Un informe realizado por el Departamento de Geología de la Universidad Nacional del Sur (UNS) advirtió que en los vagones de las líneas B, C y E se encuentra la presencia de asbesto que puede provocar cáncer con una alta tasa de mortalidad.

Según reveló el estudio, el material termoeléctrico resistente se encuentra en autopartes de los vagones comprados al Metro de Madrid en 2011, pero también en otros materiales de coches adquiridos con anterioridad a los metros japoneses de Tokio y Nagoya.

El asbesto, ante exposición prolongada, puede provocar cáncer con una alta tasa de mortalidad y en la Argentina está prohibido desde el año 2000, a través de las Resoluciones N° 823 y 845.

LEÉ MÁS: Madrid: muere un trabajador por exposición a material cancerígeno que compró la Ciudad

"Las tres líneas B, C y E no pueden seguir prestando servicio porque la mayoría de las formaciones tienen material cancerígeno.
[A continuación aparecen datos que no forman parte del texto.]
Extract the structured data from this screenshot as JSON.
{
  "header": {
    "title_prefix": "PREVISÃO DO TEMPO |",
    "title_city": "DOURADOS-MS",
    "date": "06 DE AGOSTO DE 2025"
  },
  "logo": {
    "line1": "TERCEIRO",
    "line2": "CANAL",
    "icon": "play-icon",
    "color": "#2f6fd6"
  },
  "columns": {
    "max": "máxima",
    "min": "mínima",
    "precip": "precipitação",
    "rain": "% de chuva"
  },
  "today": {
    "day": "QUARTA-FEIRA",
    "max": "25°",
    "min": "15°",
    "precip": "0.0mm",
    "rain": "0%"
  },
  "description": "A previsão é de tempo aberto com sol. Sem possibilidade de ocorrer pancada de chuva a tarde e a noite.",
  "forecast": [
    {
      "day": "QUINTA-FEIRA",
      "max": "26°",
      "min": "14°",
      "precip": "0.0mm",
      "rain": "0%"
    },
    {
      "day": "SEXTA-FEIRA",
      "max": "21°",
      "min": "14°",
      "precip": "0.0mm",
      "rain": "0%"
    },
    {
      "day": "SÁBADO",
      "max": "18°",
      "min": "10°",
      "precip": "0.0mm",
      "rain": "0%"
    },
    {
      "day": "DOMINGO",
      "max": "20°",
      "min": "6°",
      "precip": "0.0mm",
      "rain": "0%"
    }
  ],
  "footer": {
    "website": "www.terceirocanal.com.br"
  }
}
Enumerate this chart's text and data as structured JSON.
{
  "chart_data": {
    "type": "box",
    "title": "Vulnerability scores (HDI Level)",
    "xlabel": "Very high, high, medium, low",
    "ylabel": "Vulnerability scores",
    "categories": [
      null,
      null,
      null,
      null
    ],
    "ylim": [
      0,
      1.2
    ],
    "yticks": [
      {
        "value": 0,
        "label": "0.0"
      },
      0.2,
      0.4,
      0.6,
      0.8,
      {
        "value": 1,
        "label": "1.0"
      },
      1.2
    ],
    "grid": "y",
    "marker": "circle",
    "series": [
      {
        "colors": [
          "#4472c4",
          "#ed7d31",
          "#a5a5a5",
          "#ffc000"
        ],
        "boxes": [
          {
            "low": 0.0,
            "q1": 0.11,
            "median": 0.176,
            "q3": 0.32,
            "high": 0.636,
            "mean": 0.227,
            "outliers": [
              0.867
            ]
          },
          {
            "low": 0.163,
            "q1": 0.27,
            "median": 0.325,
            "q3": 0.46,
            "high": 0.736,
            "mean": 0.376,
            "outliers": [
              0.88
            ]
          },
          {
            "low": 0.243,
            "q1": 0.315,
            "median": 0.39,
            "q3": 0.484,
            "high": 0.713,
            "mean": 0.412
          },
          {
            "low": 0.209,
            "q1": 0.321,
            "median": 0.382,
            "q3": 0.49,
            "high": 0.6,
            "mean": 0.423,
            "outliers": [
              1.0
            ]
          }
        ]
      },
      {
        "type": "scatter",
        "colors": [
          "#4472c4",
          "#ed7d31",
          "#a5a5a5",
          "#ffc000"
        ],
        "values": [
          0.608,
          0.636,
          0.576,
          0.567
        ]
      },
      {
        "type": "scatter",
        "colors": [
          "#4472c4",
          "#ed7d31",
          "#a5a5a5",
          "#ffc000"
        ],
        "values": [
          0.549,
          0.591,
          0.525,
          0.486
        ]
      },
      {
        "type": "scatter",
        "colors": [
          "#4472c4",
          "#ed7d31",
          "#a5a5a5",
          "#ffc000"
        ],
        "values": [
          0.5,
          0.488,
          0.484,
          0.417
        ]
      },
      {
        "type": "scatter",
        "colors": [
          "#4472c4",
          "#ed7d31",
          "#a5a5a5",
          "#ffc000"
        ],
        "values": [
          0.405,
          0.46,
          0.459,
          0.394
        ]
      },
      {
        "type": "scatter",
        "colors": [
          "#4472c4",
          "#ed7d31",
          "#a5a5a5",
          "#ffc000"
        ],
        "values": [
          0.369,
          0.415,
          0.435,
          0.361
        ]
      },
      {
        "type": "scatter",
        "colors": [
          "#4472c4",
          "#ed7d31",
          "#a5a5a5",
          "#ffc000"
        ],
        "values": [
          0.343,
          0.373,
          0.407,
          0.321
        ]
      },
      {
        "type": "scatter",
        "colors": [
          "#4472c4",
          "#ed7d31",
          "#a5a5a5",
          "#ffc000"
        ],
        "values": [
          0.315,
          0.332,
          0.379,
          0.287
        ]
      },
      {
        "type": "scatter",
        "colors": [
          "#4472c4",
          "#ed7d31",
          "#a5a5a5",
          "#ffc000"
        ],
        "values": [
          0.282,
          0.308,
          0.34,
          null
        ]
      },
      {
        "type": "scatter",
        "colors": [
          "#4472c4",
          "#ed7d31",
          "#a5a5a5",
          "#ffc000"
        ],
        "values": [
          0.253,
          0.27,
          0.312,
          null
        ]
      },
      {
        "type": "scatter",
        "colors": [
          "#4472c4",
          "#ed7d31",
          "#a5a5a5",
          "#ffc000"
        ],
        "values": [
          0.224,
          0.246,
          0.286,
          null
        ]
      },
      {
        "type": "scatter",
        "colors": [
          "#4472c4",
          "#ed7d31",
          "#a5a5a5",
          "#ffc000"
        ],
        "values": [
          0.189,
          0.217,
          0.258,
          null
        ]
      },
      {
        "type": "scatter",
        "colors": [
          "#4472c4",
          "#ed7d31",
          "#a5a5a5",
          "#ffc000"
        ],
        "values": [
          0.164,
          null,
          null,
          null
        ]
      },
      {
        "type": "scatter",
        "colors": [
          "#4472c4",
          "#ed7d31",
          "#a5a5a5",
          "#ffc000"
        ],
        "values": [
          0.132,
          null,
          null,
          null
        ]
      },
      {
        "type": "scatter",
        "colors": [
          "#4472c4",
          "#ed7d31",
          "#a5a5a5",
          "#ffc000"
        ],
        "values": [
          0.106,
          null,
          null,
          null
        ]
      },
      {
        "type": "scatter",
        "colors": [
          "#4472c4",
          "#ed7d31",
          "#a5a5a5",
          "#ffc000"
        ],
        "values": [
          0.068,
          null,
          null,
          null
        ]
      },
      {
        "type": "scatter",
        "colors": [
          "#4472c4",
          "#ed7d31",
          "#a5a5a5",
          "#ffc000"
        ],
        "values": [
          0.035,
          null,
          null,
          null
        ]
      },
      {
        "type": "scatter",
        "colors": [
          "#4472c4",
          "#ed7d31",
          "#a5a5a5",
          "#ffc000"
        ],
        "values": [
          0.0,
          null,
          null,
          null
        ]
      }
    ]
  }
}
Contaminan tanto a usuarios como a trabajadores. El gobierno tiene una crisis potencial si no prohíbe que sigan circulando", exigió el integrante de la Asociación Gremial de Trabajadores de Subte y Premetro (AGTSyP), Christian Paletti, en una nota de Tiempo Argentino.

La evaluación fue pedida por el gremio y su conclusión fue que se detectó "la presencia de fibras de asbesto de la variedad crisotilo en los apagachispas y aisladores de resistencia de los trenes Mitsubishi, en las placas de contacto de luces y placas presostato de los trenes Nagoya serie 300 y en las tapas de apagachispas de los trenes CAF-GEE".

Este hallazgo se suma al que se encontró en al menos cuatro piezas con asbesto en los CAF 5000, adquiridos de segunda mano al Metro de Madrid, que en febrero pasado fueron apartados preventivamente del servicio de la línea B.

Según detalló la investigadora del Centro de Geología Aplicada de la UNS y de la Comisión de Investigaciones Científicas de la Provincia de Buenos Aires, Leticia Lescano, se hicieron "más de 50 muestras en diferentes flotas. Fue un trabajo arduo y muy riguroso, y lamentablemente dio positivo en muchas muestras. El asbesto es un material peligroso, que está prohibido, y que debe tratarse con muchos recaudos por su implicancia ambiental y para la salud".

"Primero analizamos los discos de freno, si bien se cambian periódicamente, porque históricamente se usaban estas fibras, y allí no detectamos asbesto. Seguimos con muestras en materiales permanentes en los talleres donde los empleados trabajan continuamente, y encontramos asbesto en tableros eléctricos, recubrimientos de caños (aisladores), fibrocemento y apagachispas", completó.

Asimismo, advirtió el riesgo para los trabajadores que “están expuestos al manipuleo y acumulación de los componentes y partes” y explicó que “cuando se ha colocado hace mucho suele haber volatilización por antigüedad o rotura del material, y la posible inhalación de quienes trabajan con esos materiales, si es permanente, es riesgosa".

Días atrás falleció de cáncer un oficial de mantenimiento de trenes del Metro de Madrid al que se le había reconocido la asbestosis como enfermedad laboral. Allí se reportaron al menos otros diez casos.